Cependant, depuis 2018, le Bureau des lanceurs d’alerte dispose d’une procédure permettant de traiter les saisines abusives : « Les règles relatives au lancement d’alerte comprennent des outils destinés à décourager les réclamations non recevables (frivolous), qui mobilisent des ressources et ralentissent le processus d’examen des réclamations méritoires, notamment en donnant à la Commission le pouvoir d’interdire définitivement à une personne de participer au programme si elle soumet au moins trois demandes d’indemnisation jugées non recevables. De telles demandes peuvent compliquer et retarder considérablement le processus d’attribution. » (2020 Annual Report to Congress.
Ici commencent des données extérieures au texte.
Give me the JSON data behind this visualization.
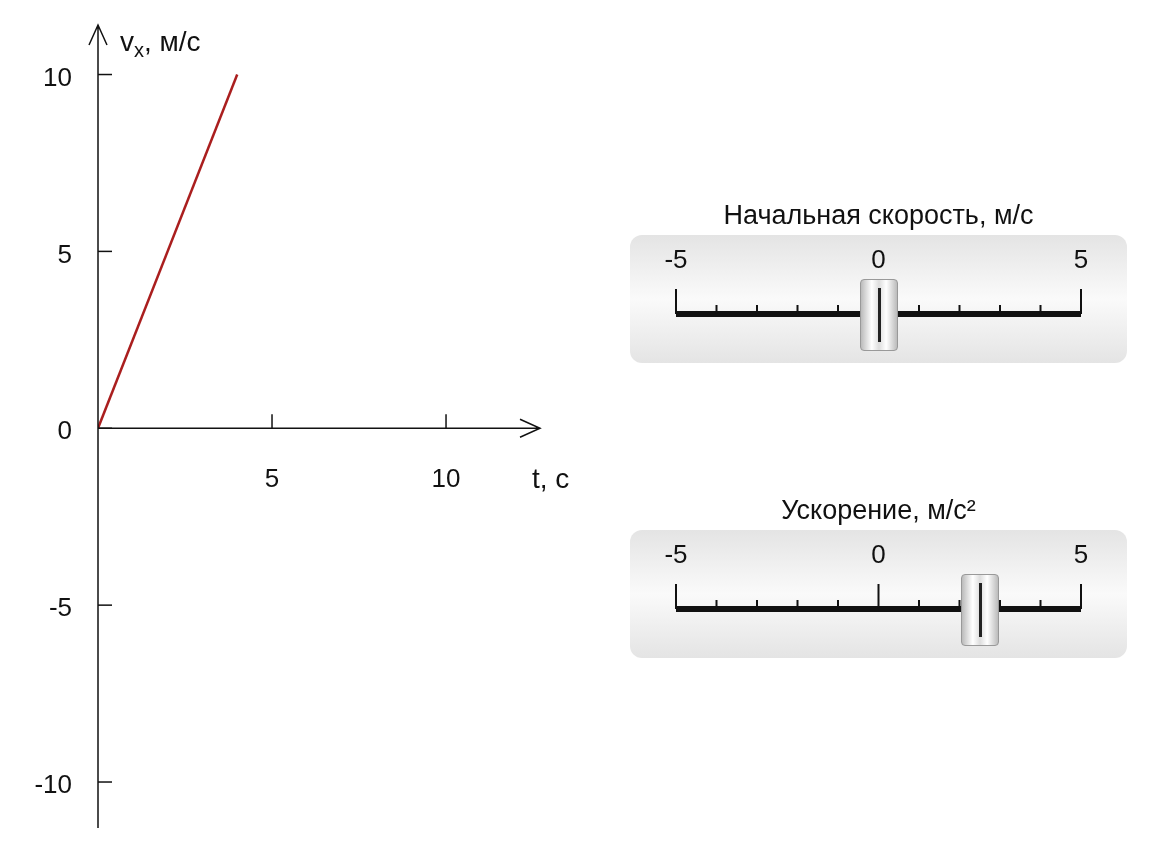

Whistleblower Program, section « Whistleblowers file claims »).

(9) L’expression est utilisée dans un article des Echos du 30 septembre 2020 : « Etats-Unis : le gendarme des marchés récompense son centième lanceur d’alerte ».

(10) « $22 million whistleblower award for company insider who helped uncover fraud », SEC, 30 août 2016.

(11) 2018 Annual report to Congress on the Dodd-Frank whistleblower program, SEC, 14 novembre 2018.

(12) « SEC proposes to limit whistleblower awards », op. cit.

(13) « Bernie Madoff’s legacy: Whistleblower Inc. », op. cit.

(14) Voir 2020 Annual report to Congress. Whistleblower program, section « Overview of award process ».

(15) « La promesse de juteuses récompenses a attiré une armée d’avocats et autres experts dont l’activité consiste à identifier de potentiels informateurs. Ils ont donné naissance à une véritable industrie. » (« La SEC pourrait réduire les récompenses des lanceurs d’alerte », op. cit.)